The intelligence that flows out of Fort Meade mingles with intelligence from many other sources to help high officials determine national policy and tactics within the framework of American goals. N.S.A. intelligence is not as voluminous as C.I.A.’s, a former top C.I.A. official has said, but it is of a higher grade. All intelligence is evaluated for credibility, and cryptanalyzed intelligence must nearly always get the highest rating (some messages may be dummies) because it comes straight from the mouths of the subjects themselves. N.S.A.’s intelligence covers the gamut of communications of modern nations, from the minutiae of legation routine to the secret instructions to ambassadors. Even at its most complete, however, it can illuminate but part of the intelligence picture. The solutions allude to persons and facts and basic policies half known or unknown to the interceptor; they presuppose a common knowledge not at his disposal; they do not include information exchanged by personal contact, letter, telephone. Most messages mean little standing alone; only context makes them comprehensible. Cryptanalysis thus complements other forms of intelligence, overt and covert, just as they complement it.

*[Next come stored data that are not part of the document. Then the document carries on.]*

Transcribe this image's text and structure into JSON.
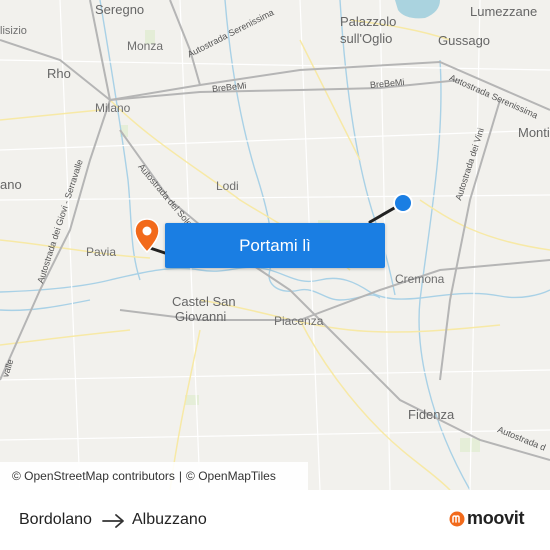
{
  "map": {
    "places": [
      {
        "id": "seregno",
        "label": "Seregno"
      },
      {
        "id": "monza",
        "label": "Monza"
      },
      {
        "id": "rho",
        "label": "Rho"
      },
      {
        "id": "milano",
        "label": "Milano"
      },
      {
        "id": "palazzolo",
        "label": "Palazzolo"
      },
      {
        "id": "sulloglio",
        "label": "sull'Oglio"
      },
      {
        "id": "lumezzane",
        "label": "Lumezzane"
      },
      {
        "id": "gussago",
        "label": "Gussago"
      },
      {
        "id": "lodi",
        "label": "Lodi"
      },
      {
        "id": "pavia",
        "label": "Pavia"
      },
      {
        "id": "cremona",
        "label": "Cremona"
      },
      {
        "id": "castel",
        "label": "Castel San"
      },
      {
        "id": "giovanni",
        "label": "Giovanni"
      },
      {
        "id": "piacenza",
        "label": "Piacenza"
      },
      {
        "id": "fidenza",
        "label": "Fidenza"
      },
      {
        "id": "montic",
        "label": "Montic"
      },
      {
        "id": "lisizio",
        "label": "lisizio"
      },
      {
        "id": "ano",
        "label": "ano"
      }
    ],
    "road_labels": [
      {
        "id": "serenissima1",
        "label": "Autostrada Serenissima"
      },
      {
        "id": "brebemi1",
        "label": "BreBeMi"
      },
      {
        "id": "brebemi2",
        "label": "BreBeMi"
      },
      {
        "id": "serenissima2",
        "label": "Autostrada Serenissima"
      },
      {
        "id": "vini",
        "label": "Autostrada dei Vini"
      },
      {
        "id": "sole",
        "label": "Autostrada del Sole"
      },
      {
        "id": "giovi",
        "label": "Autostrada dei Giovi - Serravalle"
      },
      {
        "id": "autostrada_fidenza",
        "label": "Autostrada d"
      },
      {
        "id": "valle",
        "label": "valle"
      }
    ],
    "origin_marker": {
      "icon": "current-location-dot-icon",
      "color": "#1a7ee3"
    },
    "destination_marker": {
      "icon": "destination-pin-icon",
      "color": "#f26a1b"
    },
    "route_color": "#222222"
  },
  "cta_button": {
    "label": "Portami lì",
    "color": "#1a7ee3"
  },
  "attribution": {
    "osm": "© OpenStreetMap contributors",
    "separator": "|",
    "omt": "© OpenMapTiles"
  },
  "footer": {
    "from": "Bordolano",
    "to": "Albuzzano",
    "arrow_icon": "arrow-right-icon",
    "brand": "moovit",
    "brand_color": "#f26a1b"
  }
}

Perhaps it is the incompleteness of cryptanalytic intelligence that led to American officials’ apparently disbelieving it at the time of the Suez crisis, de
spite its seemingly unimpeachable authenticity. Just after that crisis had passed its peak, George Wigg, a Labor Member of Parliament, told newspapermen that the United States had broken British, French, and Israeli codes and so had prior knowledge of plans for their invasion of Egypt at the end of October and beginning of November, 1956. Though he attributed the solution to the “United States Air Research and Development Command, Griffis Air Force Base, Rome, New York,” Wigg’s basic point seems to have been independently confirmed by C.I.A. chief Allen Dulles, who wrote several years later of the Suez invasion: “Here intelligence was well alerted as to both the possibility and later the probability of the actions taken by Israel and then by Britain and France.” Why, then, did the United States take no action? Dulles does not say, but Wigg thought “that the United States State Department knew from the middle of October what the French and the Israelis were planning to do. What I think they may have doubted was that the British Government would ever be so foolish as to get caught up in an adventure which was bound to end in disaster.” Secretary of State John Foster Dulles said at the time: “We had no advance information of any kind.” The later contradiction by his brother Allen suggests that this may be a cover-up for failure to act. Wigg, moreover, is not an M.P. whose inside information can be taken lightly: in 1963 he exposed the John Profumo-Christine Keeler scandal that very nearly toppled England’s Conservative government. Suez has been called one of America’s worst intelligence disasters. It seems more likely that the fault lay, not with the producers of intelligence, but with the consumers. No human being has ever had difficulty in finding an excuse to overlook an unpleasant fact. The consumers did not want to believe the contrary evidence of the cryptanalyzed intelligence (assuming that it existed). So they simply did not believe it—and perhaps justified their disbelief on the basis of its incompleteness. Against this human predilection no form of intelligence can prevail.